24.08.2011
Affaire DSK : l’indécente réaction du PS
Hier, Dominique Strauss-Kahn a été libéré. Au bout d’un feuilleton judiciaire dont les rebondissements n’ont rien eu à envier aux séries hollywoodiennes, il ne sera même pas poursuivi au pénal. Mais le blanc-seing et le soulagement de certains socialistes ne sont pas sans poser de gros problèmes.
Un Dallas judiciaire qui n’épargne pas DSK
Même s’il n’est même pas jugé au pénal et même s’il ne l’était pas au civil, il serait bien abusif de le laver de tout soupçon. Certes, le procureur a préféré mettre fin à ce mauvais feuilleton judiciaire par manque de preuves et du fait de divergences dans les récits de Nafissatou Diallo.

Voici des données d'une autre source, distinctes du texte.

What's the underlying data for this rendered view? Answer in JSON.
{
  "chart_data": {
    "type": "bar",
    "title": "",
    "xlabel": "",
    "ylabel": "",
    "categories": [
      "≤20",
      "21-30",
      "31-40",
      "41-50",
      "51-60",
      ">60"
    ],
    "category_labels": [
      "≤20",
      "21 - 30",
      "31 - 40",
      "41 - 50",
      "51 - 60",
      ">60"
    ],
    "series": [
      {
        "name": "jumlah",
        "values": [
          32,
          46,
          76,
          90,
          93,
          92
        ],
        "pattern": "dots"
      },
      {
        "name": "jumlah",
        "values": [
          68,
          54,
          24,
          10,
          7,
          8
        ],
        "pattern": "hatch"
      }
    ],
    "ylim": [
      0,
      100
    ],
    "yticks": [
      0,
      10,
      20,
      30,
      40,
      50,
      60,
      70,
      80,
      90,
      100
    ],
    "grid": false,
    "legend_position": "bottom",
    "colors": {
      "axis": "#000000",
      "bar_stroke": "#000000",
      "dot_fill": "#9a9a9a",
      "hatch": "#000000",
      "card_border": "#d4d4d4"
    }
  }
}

Mais, tout d’abord, le manque de preuves est fréquent dans les cas de viol et il est en revanche avéré que DSK a eu un rapport avec la femme de chambre en moins de dix minutes.
D’ailleurs, le procureur souligne que la brièveté de la relation ne plaide pas en faveur de DSK. Ensuite, si l’argument selon lequel la victime présumée aurait menti n’est pas irrecevable, il faut tout de même souligner qu’il ne faudrait pas non plus accorder un passe-droit aux violeurs de personnes qui ont déjà menti dans leur vie. En outre, on peut imaginer que le choc d’un viol puisse quelque peu perturber sa victime, jusqu’à provoquer quelques contradictions dans le discours…
Bref, Dominique Strauss-Kahn n’est pas innocenté. Il ne sera pas jugé parce que le procureur a jugé trop aléatoire une procédure en pénal où il faut l’unanimité des jurés pour établir la culpabilité d’un accusé. Son rapport ne conclut pas clairement. En outre, toute cette affaire a fait ressortir le côté obscur d’un homme marié, qui, après avoir passé une partie de la nuit avec une call girl, a sauté sur une femme de ménage le lendemain matin, sans parler de l’affaire Banon.
Quand certains socialistes dérapent
C’est pourquoi on peut s’interroger sur les réactions d’un certain nombre de socialistes. Bien sûr, une partie de ces réactions peut être mise sur le compte de la proximité avec DSK. Mais tout de même, étant donné que DSK n’est pas clairement innocenté et qu’un fort doute subsistera sur ce qui s’est passé dans la suite de l’hôtel Sofitel, n’auraient-ils pas du essayer de travailler des éléments de langage plus prudents et moins triomphateurs, qui semblent, à tort, exonérer DSK de toute faute.
Bien sûr, il ne s’agit pas d’accabler leur camarade. Mais entre la mise en cause et certaines déclarations, il y a une grande marge. Comment Martine Aubry peut-elle se déclarer « très heureuse » de cette annonce, qui ne tranche pas définitivement la culpabilité de l’ancien patron du FMI ? Même François Hollande est allé jusqu’à se réjouir de « ce dénouement qui vient après trois mois d'une épreuve insupportable et de rebondissements qui ont été extrêmement durs à vivre ».
Manuel Valls va un peu vite en besogne en affirmant que « l'accusation insupportable de viol ne tenait pas la route ». Sur Marianne 2, Jack Dion a fait un excellent papier qui soutient que « les socialistes n’ont rien compris à l’affaire DSK ». A gauche, une voix a fait entendre sa différence, Marie-Georges Buffet qui a qualifié la décision de « mauvaise nouvelle pour la justice » et « pour les femmes » affirmant que « la vérité n’est pas dite ». Merci à elle de relever le niveau !
Je n’aime pas trop mélanger politique et faits divers, d’où la place relativement faible accordée à l’affaire DSK sur le blog. Je persiste à croire que l’attitude française sur la question est bien plus souhaitable que les excès anglo-saxons, mais uniquement en absence de délits ou de crimes.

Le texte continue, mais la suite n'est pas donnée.